In the twentieth century, the soldiers main task had been rendered much easier than in any other age by the advance of military technology. Death could be delivered from great distances, the awful consequences hidden from sight and from earshot. Killers and killed alike were not just unacquainted with each other but mercifully unable to draw any clear line of blame or responsibility. In the Great War it was artillery above all that caused carnage, mangling bodies and destroying lives on an unimagined scale. Shrapnel could sever limbs, while machine-guns, grenades, mortars and landmines, too, could make a mess of mens bodies and minds. A generation later, the capacity to kill large numbers from great distance had grown further. Artillery and machine-guns had been given wings. Not only soldiers but civilians, too, were subjected to anonymous, indiscriminate killing orchestrated from the skies.
All of this was well known to the weary Australians and New Zealanders who in the night of 26 to 27 May snatched precious moments of rest among the olive trees along 42nd Street. For a full week they had been relentlessly hammered from the skies by the Luftwaffe and pursued across Crete by some of the most accom-plished and best equipped forces Hitler could muster. Before that, through most of the month of April, the Anzacs had been chased by the Wehrmacht down the length of mainland Greece, from the icy heights of Vevi in the far north to the southernmost ports and beaches.
All that, however, was about to change. On the morning of 27 May, in the sun-drenched groves that had afforded the Anzacs precious respite through the night, neither the Luftwaffes mastery of the air nor German firepower on the ground would count for much. As a unit of German mountain troops, newly arrived on the island, wended its way through the morning shadows toward 42nd Street, the Anzacs stirred from their slumbers. With lines of sight blocked by trees, on this occasion the battle would be an intimate affair.

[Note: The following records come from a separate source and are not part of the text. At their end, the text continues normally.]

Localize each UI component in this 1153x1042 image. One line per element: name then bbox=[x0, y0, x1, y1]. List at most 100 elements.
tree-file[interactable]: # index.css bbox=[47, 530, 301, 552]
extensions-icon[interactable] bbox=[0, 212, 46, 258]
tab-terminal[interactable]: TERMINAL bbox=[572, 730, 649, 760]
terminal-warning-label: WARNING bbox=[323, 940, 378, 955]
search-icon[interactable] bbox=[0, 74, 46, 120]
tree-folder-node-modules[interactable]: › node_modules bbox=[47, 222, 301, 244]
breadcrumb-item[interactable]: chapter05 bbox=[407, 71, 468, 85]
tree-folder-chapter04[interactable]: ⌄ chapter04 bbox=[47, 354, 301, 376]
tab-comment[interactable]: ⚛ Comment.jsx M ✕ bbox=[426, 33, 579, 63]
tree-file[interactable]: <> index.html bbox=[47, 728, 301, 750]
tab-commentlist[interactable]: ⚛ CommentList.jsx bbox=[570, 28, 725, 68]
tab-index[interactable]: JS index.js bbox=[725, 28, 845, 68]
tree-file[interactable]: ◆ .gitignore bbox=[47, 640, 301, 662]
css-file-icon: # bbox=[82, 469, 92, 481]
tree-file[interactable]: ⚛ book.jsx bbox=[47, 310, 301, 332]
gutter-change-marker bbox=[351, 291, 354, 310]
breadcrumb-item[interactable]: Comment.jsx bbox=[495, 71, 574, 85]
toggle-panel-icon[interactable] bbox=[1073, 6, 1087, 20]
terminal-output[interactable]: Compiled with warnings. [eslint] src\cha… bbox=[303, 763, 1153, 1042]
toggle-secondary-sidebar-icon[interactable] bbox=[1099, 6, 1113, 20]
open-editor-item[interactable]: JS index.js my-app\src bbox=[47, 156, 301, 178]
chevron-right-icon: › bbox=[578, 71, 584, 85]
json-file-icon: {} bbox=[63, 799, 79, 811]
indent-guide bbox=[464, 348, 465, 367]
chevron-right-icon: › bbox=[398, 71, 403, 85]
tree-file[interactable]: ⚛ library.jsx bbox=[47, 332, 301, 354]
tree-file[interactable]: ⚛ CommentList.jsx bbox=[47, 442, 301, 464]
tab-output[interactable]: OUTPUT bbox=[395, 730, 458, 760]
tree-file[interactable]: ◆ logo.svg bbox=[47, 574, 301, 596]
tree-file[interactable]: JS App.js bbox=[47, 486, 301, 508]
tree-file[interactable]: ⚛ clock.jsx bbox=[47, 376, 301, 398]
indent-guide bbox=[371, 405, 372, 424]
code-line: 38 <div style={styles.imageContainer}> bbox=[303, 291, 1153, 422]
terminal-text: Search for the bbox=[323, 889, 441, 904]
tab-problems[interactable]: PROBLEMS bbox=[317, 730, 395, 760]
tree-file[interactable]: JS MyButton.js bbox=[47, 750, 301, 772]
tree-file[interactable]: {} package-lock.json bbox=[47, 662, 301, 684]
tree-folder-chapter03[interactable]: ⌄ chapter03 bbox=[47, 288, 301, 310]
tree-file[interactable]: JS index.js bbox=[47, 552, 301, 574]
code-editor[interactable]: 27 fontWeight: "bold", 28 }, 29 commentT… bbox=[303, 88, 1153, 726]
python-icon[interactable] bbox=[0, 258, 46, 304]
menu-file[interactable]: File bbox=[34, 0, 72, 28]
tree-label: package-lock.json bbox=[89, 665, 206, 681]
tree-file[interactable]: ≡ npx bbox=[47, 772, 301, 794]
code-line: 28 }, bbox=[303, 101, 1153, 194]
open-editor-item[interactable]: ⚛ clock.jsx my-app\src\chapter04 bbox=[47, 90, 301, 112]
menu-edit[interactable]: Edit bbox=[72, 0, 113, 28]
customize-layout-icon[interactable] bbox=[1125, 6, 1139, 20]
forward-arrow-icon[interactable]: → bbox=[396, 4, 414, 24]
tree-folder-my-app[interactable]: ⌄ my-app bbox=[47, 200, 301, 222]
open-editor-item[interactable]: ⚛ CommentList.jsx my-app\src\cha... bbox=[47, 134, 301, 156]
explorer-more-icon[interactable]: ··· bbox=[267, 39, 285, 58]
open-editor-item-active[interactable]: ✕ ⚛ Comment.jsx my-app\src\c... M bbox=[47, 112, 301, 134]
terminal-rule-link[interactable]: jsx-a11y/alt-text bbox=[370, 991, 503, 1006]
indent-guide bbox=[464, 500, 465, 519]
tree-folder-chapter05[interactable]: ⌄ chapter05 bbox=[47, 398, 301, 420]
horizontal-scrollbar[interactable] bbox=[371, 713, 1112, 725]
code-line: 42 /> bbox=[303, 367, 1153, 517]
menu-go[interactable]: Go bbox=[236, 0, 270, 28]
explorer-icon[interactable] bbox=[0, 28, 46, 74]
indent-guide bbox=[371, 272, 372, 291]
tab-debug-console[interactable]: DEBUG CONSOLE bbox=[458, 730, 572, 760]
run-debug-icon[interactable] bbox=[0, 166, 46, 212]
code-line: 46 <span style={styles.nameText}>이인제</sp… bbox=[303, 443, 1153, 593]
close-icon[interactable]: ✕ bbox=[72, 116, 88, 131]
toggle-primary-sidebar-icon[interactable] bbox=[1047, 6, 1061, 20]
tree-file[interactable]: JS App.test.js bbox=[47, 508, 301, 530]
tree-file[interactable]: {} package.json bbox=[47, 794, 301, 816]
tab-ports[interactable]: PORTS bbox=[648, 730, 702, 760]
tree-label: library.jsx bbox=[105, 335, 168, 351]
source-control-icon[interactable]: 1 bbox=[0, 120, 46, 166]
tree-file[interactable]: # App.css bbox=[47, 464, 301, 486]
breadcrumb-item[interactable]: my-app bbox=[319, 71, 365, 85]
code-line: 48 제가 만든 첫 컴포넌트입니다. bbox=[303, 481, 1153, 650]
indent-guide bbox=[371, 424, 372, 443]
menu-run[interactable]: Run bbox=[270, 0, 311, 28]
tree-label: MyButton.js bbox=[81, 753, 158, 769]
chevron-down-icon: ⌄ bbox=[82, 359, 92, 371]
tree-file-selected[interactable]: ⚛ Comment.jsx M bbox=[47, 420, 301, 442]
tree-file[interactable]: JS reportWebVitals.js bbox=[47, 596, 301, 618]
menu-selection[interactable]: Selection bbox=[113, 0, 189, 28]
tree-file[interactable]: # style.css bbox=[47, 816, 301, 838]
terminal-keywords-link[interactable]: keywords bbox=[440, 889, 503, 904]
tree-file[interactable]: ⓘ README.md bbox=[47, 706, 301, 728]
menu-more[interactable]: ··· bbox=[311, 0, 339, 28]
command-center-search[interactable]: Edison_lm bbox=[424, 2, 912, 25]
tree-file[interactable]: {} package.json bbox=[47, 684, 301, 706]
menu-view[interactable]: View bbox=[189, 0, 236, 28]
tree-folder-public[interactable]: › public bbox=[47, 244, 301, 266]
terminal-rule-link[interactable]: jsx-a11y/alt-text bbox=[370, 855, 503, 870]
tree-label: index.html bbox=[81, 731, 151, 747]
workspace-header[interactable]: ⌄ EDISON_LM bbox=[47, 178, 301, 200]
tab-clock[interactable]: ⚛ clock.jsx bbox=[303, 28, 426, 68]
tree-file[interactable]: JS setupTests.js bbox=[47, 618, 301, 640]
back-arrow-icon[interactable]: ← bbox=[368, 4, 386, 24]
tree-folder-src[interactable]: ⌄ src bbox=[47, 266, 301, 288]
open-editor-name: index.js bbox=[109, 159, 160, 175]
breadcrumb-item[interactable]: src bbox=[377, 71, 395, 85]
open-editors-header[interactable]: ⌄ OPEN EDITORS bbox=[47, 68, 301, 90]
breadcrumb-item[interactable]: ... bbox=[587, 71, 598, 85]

Just how a soldier will fare when confronted with the kind of test that was about to be set both sides at 42nd Street is a mystery which occupies every army. Theory alone could not reveal whether men possessed the certain strength of body and soul demanded by the great Prussian general and military theorist Carl von Clausewitz. Soldiers could be trained to a peak of physical fitness, instructed in the use of their weapons and drilled to respond with unthinking obedience. Ultimately, however, it was only in combat that the answers to the most vital of questions would finally be known. Facing their enemies rather than their drill sergeants, would soldiers be able to overcome their fear of dying? More than that, would they be able to overcome their fear of killing? Would they find themselves merely there on the field of battle, following the most basic of instincts of self-preservation? Or would they be transported into the kind of state of mind that would lead them not just to kill but to enter, at least for a short, mad time, a state of bloodlust? In the shady groves along 42nd Street, both sides would have their answer. Bayonets were fixed.